My red-foots have been breeding since March, but not more than usual. We had the hottest and driest summer on record this year, but they would breed if I had the sprinklers on. I ended up with 23 eggs this year as opposed to just nine last year. 

-Matt


----------



## cdmay (Oct 13, 2011)

Yep. My males were breeding maniacs this summer. They have slowed a little the past couple of weeks but they are still very active even now.


----------



## jackrat (Oct 14, 2011)

Mine are breeding all the time,but the females are all laying later this year. They were all wide open in September last year. This year,so far,only two individuals have started laying. One of them has laid two clutches.The other,one clutch,last night.


----------



## Tom (Oct 14, 2011)

In my pen the breeding season only lasts from early January to late december every year. My male breeds them nearly every day. No different this year.


----------



## Az tortoise compound (Oct 14, 2011)

Nesting behavior and egg laying started later this year...across the board.
Like Tom's yard, breeding behavior around here is as common as sunshine in AZ.


----------



## Guggie (Oct 14, 2011)

Tom said:


> In my pen the breeding season only lasts from early January to late december every year.


Ha!!


----------



## DeanS (Oct 14, 2011)

It strikes me that everyone who's had successful breeding (and production) in the past are exceeding previous endeavors! Now! There are a lot of new faces having first-time success, as well! Definitely...above average!


----------



## N2TORTS (Oct 14, 2011)

Greg ....yes matter of fact I just came home and 2 of my Cherry's are laying same night, same time . We too have had an Indian Summer' with temps higher than norm for this time of year . I have noticed this year the torts are a month behind their normal egg laying times. Usally I start getting eggs in early Aug/ Sept. ....but now mid Oct ?
keeping ma' fingers crossed~ 


JD~


----------



## Geochelone_Carbonaria (Oct 27, 2011)

I just voted "below avarage", but this can be explained by the very dodgy and unusual summer we've had here in Sweden this year. Not very warm, not very cold, quite a lot of rain, but most cloudy.

As I wrote in another thread, one of my females has laid four clutches this year, starting in march (5 eggs indoors), may (5 eggs outdoors), august (3 eggs outdoors) and last week (3 eggs indoors).One other female laid 3 eggs outdoor in july, but the others havn't laid any eggs at all !

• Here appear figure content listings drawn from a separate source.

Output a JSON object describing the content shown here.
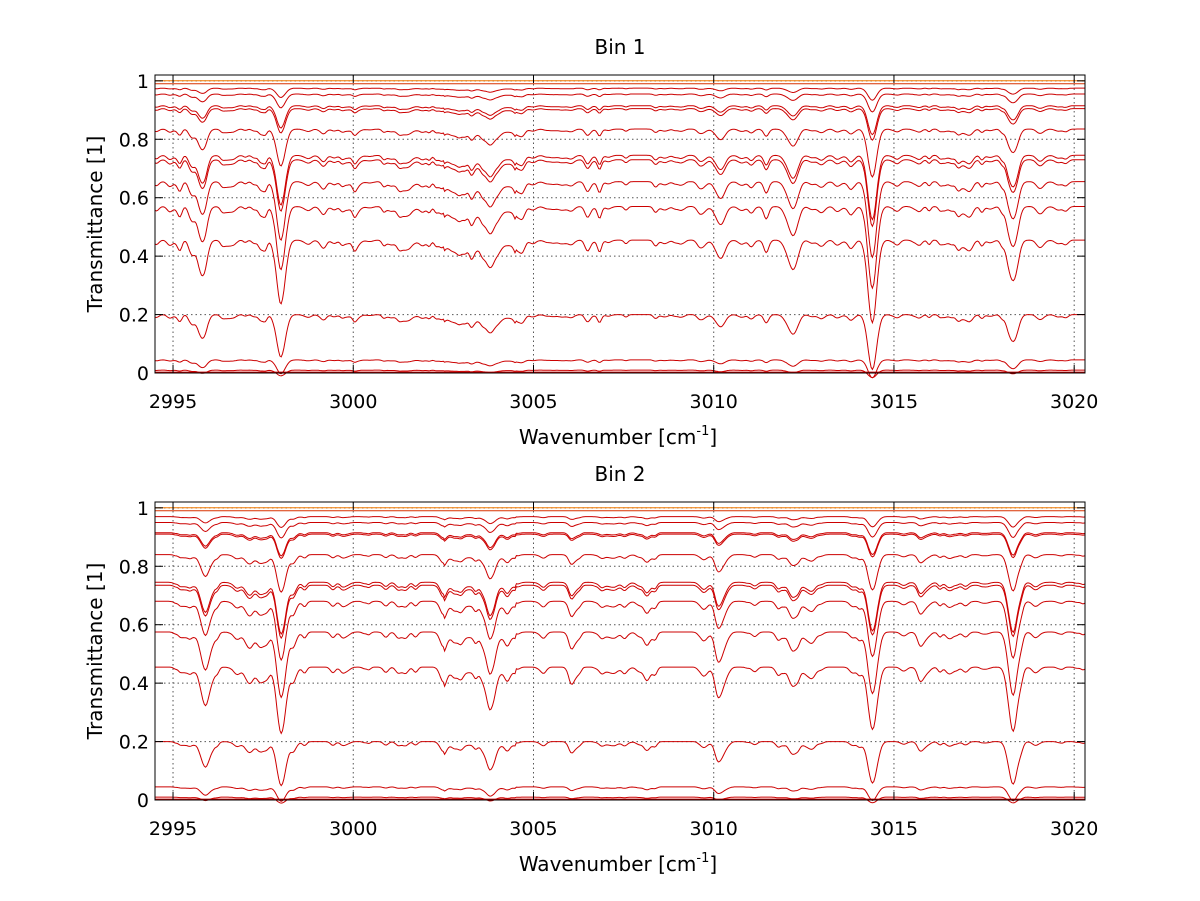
{
  "chart_data": [
    {
      "type": "line",
      "title": "Bin 1",
      "xlabel": "Wavenumber [cm",
      "xlabel_sup": "-1",
      "xlabel_end": "]",
      "ylabel": "Transmittance [1]",
      "xlim": [
        2994.5,
        3020.3
      ],
      "ylim": [
        0,
        1.02
      ],
      "xticks": [
        2995,
        3000,
        3005,
        3010,
        3015,
        3020
      ],
      "xtick_labels": [
        "2995",
        "3000",
        "3005",
        "3010",
        "3015",
        "3020"
      ],
      "yticks": [
        0,
        0.2,
        0.4,
        0.6,
        0.8,
        1
      ],
      "ytick_labels": [
        "0",
        "0.2",
        "0.4",
        "0.6",
        "0.8",
        "1"
      ],
      "grid": true,
      "line_color": "#cc0000",
      "baseline_levels": [
        1.0,
        0.99,
        0.975,
        0.955,
        0.915,
        0.905,
        0.835,
        0.745,
        0.73,
        0.655,
        0.57,
        0.455,
        0.2,
        0.045,
        0.01,
        0.003
      ],
      "absorption_lines": [
        {
          "x": 2995.8,
          "depth": 0.12
        },
        {
          "x": 2998.0,
          "depth": 0.22
        },
        {
          "x": 3003.8,
          "depth": 0.08
        },
        {
          "x": 3010.2,
          "depth": 0.06
        },
        {
          "x": 3012.2,
          "depth": 0.1
        },
        {
          "x": 3014.4,
          "depth": 0.3
        },
        {
          "x": 3018.3,
          "depth": 0.14
        }
      ]
    },
    {
      "type": "line",
      "title": "Bin 2",
      "xlabel": "Wavenumber [cm",
      "xlabel_sup": "-1",
      "xlabel_end": "]",
      "ylabel": "Transmittance [1]",
      "xlim": [
        2994.5,
        3020.3
      ],
      "ylim": [
        0,
        1.02
      ],
      "xticks": [
        2995,
        3000,
        3005,
        3010,
        3015,
        3020
      ],
      "xtick_labels": [
        "2995",
        "3000",
        "3005",
        "3010",
        "3015",
        "3020"
      ],
      "yticks": [
        0,
        0.2,
        0.4,
        0.6,
        0.8,
        1
      ],
      "ytick_labels": [
        "0",
        "0.2",
        "0.4",
        "0.6",
        "0.8",
        "1"
      ],
      "grid": true,
      "line_color": "#cc0000",
      "baseline_levels": [
        1.0,
        0.99,
        0.97,
        0.95,
        0.915,
        0.91,
        0.84,
        0.745,
        0.735,
        0.68,
        0.575,
        0.455,
        0.2,
        0.045,
        0.01,
        0.003
      ],
      "absorption_lines": [
        {
          "x": 2995.9,
          "depth": 0.14
        },
        {
          "x": 2997.1,
          "depth": 0.05
        },
        {
          "x": 2998.0,
          "depth": 0.24
        },
        {
          "x": 3003.8,
          "depth": 0.1
        },
        {
          "x": 3010.2,
          "depth": 0.05
        },
        {
          "x": 3012.2,
          "depth": 0.07
        },
        {
          "x": 3014.4,
          "depth": 0.22
        },
        {
          "x": 3018.3,
          "depth": 0.2
        }
      ]
    }
  ]
}
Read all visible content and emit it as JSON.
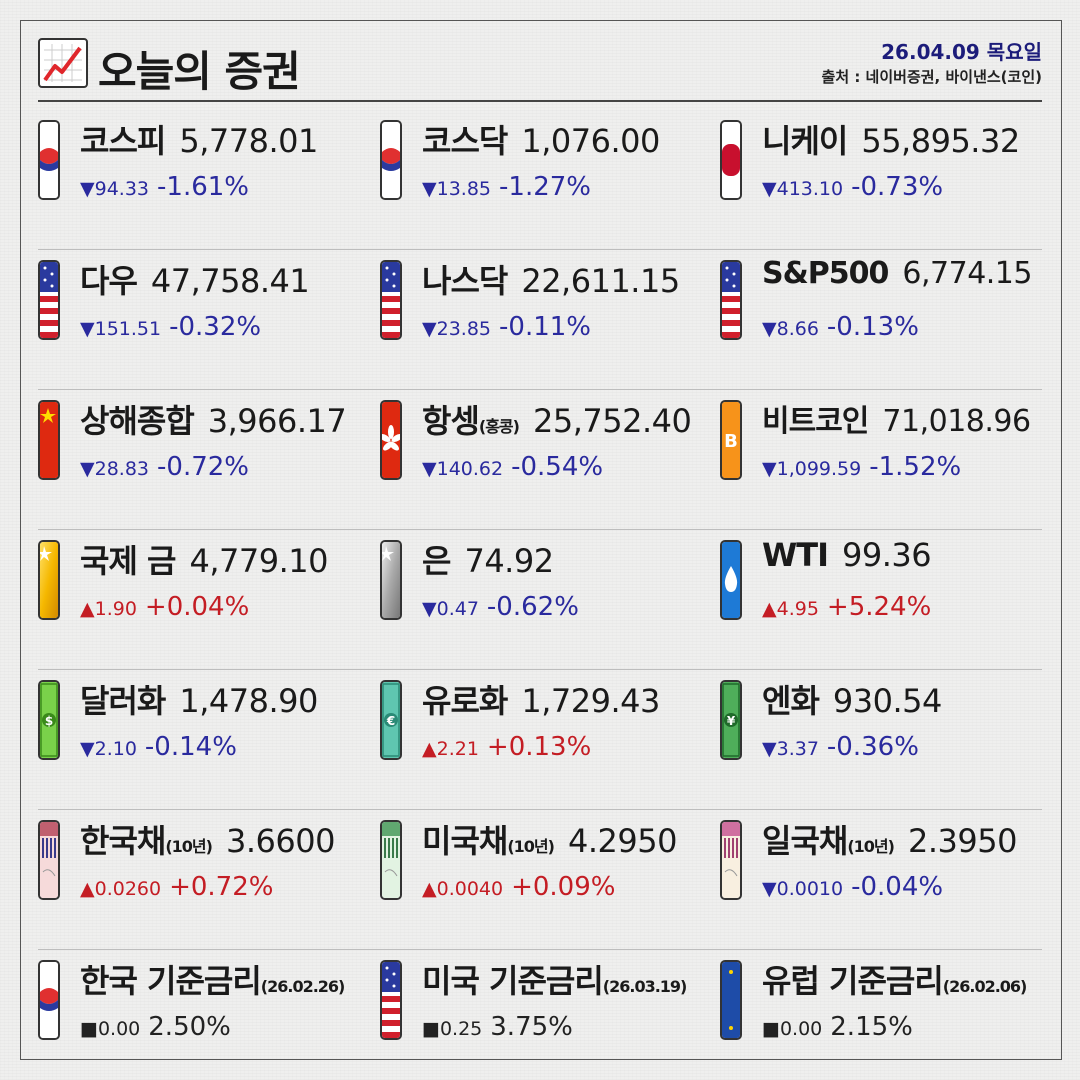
{
  "header": {
    "title": "오늘의 증권",
    "date": "26.04.09 목요일",
    "source": "출처 : 네이버증권, 바이낸스(코인)"
  },
  "rows": [
    [
      {
        "name": "코스피",
        "sub": "",
        "value": "5,778.01",
        "arrow": "▼",
        "delta": "94.33",
        "pct": "-1.61%",
        "dir": "down",
        "badge": "kr-flag"
      },
      {
        "name": "코스닥",
        "sub": "",
        "value": "1,076.00",
        "arrow": "▼",
        "delta": "13.85",
        "pct": "-1.27%",
        "dir": "down",
        "badge": "kr-flag"
      },
      {
        "name": "니케이",
        "sub": "",
        "value": "55,895.32",
        "arrow": "▼",
        "delta": "413.10",
        "pct": "-0.73%",
        "dir": "down",
        "badge": "jp-flag"
      }
    ],
    [
      {
        "name": "다우",
        "sub": "",
        "value": "47,758.41",
        "arrow": "▼",
        "delta": "151.51",
        "pct": "-0.32%",
        "dir": "down",
        "badge": "us-flag"
      },
      {
        "name": "나스닥",
        "sub": "",
        "value": "22,611.15",
        "arrow": "▼",
        "delta": "23.85",
        "pct": "-0.11%",
        "dir": "down",
        "badge": "us-flag"
      },
      {
        "name": "S&P500",
        "sub": "",
        "value": "6,774.15",
        "arrow": "▼",
        "delta": "8.66",
        "pct": "-0.13%",
        "dir": "down",
        "badge": "us-flag"
      }
    ],
    [
      {
        "name": "상해종합",
        "sub": "",
        "value": "3,966.17",
        "arrow": "▼",
        "delta": "28.83",
        "pct": "-0.72%",
        "dir": "down",
        "badge": "cn-flag"
      },
      {
        "name": "항셍",
        "sub": "(홍콩)",
        "value": "25,752.40",
        "arrow": "▼",
        "delta": "140.62",
        "pct": "-0.54%",
        "dir": "down",
        "badge": "hk-flag"
      },
      {
        "name": "비트코인",
        "sub": "",
        "value": "71,018.96",
        "arrow": "▼",
        "delta": "1,099.59",
        "pct": "-1.52%",
        "dir": "down",
        "badge": "bitcoin"
      }
    ],
    [
      {
        "name": "국제 금",
        "sub": "",
        "value": "4,779.10",
        "arrow": "▲",
        "delta": "1.90",
        "pct": "+0.04%",
        "dir": "up",
        "badge": "gold"
      },
      {
        "name": "은",
        "sub": "",
        "value": "74.92",
        "arrow": "▼",
        "delta": "0.47",
        "pct": "-0.62%",
        "dir": "down",
        "badge": "silver"
      },
      {
        "name": "WTI",
        "sub": "",
        "value": "99.36",
        "arrow": "▲",
        "delta": "4.95",
        "pct": "+5.24%",
        "dir": "up",
        "badge": "oil"
      }
    ],
    [
      {
        "name": "달러화",
        "sub": "",
        "value": "1,478.90",
        "arrow": "▼",
        "delta": "2.10",
        "pct": "-0.14%",
        "dir": "down",
        "badge": "dollar"
      },
      {
        "name": "유로화",
        "sub": "",
        "value": "1,729.43",
        "arrow": "▲",
        "delta": "2.21",
        "pct": "+0.13%",
        "dir": "up",
        "badge": "euro"
      },
      {
        "name": "엔화",
        "sub": "",
        "value": "930.54",
        "arrow": "▼",
        "delta": "3.37",
        "pct": "-0.36%",
        "dir": "down",
        "badge": "yen"
      }
    ],
    [
      {
        "name": "한국채",
        "sub": "(10년)",
        "value": "3.6600",
        "arrow": "▲",
        "delta": "0.0260",
        "pct": "+0.72%",
        "dir": "up",
        "badge": "bond-kr"
      },
      {
        "name": "미국채",
        "sub": "(10년)",
        "value": "4.2950",
        "arrow": "▲",
        "delta": "0.0040",
        "pct": "+0.09%",
        "dir": "up",
        "badge": "bond-us"
      },
      {
        "name": "일국채",
        "sub": "(10년)",
        "value": "2.3950",
        "arrow": "▼",
        "delta": "0.0010",
        "pct": "-0.04%",
        "dir": "down",
        "badge": "bond-jp"
      }
    ],
    [
      {
        "name": "한국 기준금리",
        "sub": "(26.02.26)",
        "value": "",
        "arrow": "■",
        "delta": "0.00",
        "pct": "2.50%",
        "dir": "flat",
        "badge": "kr-flag"
      },
      {
        "name": "미국 기준금리",
        "sub": "(26.03.19)",
        "value": "",
        "arrow": "■",
        "delta": "0.25",
        "pct": "3.75%",
        "dir": "flat",
        "badge": "us-flag"
      },
      {
        "name": "유럽 기준금리",
        "sub": "(26.02.06)",
        "value": "",
        "arrow": "■",
        "delta": "0.00",
        "pct": "2.15%",
        "dir": "flat",
        "badge": "eu-flag"
      }
    ]
  ]
}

So far, the females has laid 19 eggs, I still got 16 eggs in the incubator, and I've lost 3 that was rotten from the first clutch :-( 

Read more: http://www.tortoiseforum.org/Thread-Last-Redfoot-clutch-for-this-season#ixzz1c0vnA7tq


----------



## N2TORTS (Oct 27, 2011)

So far average , but the strange thing is all the females seem to be about 6 weeks late in laying eggs. Just in the past week I have had 3 females lay 11 eggs total , and expecting 3 more to pop anytime soon. Maybe what I call and Indian summer" .. might be the cause as where I live we still have very warm temps for this time of year. I also have noticed alot of my exotic plants still in bloom . I have plumerias in full bloom and its almost Nov?... wild huh ? ...
Anyhow .. wishing everyone a happy hatching , and hopefully we all will be happy campers in about 4 months ....

JD~


----------